GoodFuels plans to market the volumes produced at the pilot plant

The first phase will demonstrate whether continuous production is feasible. Produced from biomass-based residues such as sawdust and roadside grass cuttings, pyrolysis oil is expected to be a sustainable alternative to replace fossil fuels.

The new demonstration facility has been planned to have a production capacity of just 1,000 tonnes of advanced marine fuel per year.

If the plant is successful, then plans to scale up the facility are in place, to support the industry in meeting International Maritime Organisation (IMO) targets of a 50% reduction in greenhouse gas emissions by 2050.

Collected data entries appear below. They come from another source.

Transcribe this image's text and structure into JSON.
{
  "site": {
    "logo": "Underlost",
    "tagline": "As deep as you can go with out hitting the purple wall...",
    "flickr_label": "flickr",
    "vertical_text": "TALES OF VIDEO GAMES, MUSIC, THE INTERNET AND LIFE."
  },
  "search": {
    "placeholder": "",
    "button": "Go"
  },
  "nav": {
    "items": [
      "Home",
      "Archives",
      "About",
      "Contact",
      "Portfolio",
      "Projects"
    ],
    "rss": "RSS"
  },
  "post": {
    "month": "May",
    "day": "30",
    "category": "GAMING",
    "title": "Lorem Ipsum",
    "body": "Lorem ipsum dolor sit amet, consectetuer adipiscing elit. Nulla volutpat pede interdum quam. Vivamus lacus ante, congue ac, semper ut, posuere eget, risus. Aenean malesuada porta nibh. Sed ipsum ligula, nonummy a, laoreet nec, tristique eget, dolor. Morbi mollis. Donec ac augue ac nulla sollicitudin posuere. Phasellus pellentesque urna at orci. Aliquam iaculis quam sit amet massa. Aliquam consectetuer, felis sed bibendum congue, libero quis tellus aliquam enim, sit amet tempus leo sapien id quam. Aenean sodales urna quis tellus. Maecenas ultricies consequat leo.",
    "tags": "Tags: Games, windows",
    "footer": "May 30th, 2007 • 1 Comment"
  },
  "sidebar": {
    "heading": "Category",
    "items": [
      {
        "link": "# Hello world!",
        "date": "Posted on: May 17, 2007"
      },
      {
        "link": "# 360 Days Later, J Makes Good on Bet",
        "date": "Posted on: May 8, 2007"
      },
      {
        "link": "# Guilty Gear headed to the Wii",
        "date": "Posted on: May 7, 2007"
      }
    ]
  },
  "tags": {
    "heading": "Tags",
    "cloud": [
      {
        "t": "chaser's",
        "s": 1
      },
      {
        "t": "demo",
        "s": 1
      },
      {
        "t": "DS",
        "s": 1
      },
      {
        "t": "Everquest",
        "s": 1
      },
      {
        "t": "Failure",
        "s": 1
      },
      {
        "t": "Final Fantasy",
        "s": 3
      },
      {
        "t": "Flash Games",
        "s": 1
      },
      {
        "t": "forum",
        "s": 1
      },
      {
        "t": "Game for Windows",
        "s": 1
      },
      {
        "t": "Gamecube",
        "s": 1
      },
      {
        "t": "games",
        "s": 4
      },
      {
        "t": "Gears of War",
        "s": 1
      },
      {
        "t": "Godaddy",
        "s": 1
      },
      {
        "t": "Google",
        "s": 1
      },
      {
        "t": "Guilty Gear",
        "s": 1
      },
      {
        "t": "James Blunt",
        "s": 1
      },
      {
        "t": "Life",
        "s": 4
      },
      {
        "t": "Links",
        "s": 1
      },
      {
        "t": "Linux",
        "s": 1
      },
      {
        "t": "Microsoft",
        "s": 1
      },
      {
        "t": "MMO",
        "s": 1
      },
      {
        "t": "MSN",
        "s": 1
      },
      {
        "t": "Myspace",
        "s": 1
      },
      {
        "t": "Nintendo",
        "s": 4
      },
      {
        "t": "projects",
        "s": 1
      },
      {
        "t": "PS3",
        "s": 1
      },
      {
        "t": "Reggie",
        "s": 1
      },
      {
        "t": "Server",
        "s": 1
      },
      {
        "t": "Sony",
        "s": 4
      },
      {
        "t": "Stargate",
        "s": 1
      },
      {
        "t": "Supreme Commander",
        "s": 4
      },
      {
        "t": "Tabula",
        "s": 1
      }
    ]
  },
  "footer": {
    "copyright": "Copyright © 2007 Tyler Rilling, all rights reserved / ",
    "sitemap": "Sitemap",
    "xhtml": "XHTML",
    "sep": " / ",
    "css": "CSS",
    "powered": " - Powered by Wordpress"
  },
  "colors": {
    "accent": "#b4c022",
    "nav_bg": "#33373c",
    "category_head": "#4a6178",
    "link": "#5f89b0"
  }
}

To further strengthen the commercial business case, GoodFuels plans to market the volumes produced at the pilot plant.

GoodFuels CEO Dirk Kronemijer said: “Over the last five years, GoodFuels has laid out a clear pathway for the use of biofuels in the shipping sector. Together with partners such as Boskalis Loodswezen, Port of Rotterdam, Norden, Jan de Nul and its portfolio of GoodShipping A-Brand clients we have shown that these fuels will play an essential role in making shipping more sustainable.

“Crucially, the next step is to scale up the processes without making any concessions in terms of the sustainability of the feedstocks used. BTG’s initiative meets all the success criteria, and we are very proud to work together with BTG to introduce this highly significant innovative technology in the Netherlands.”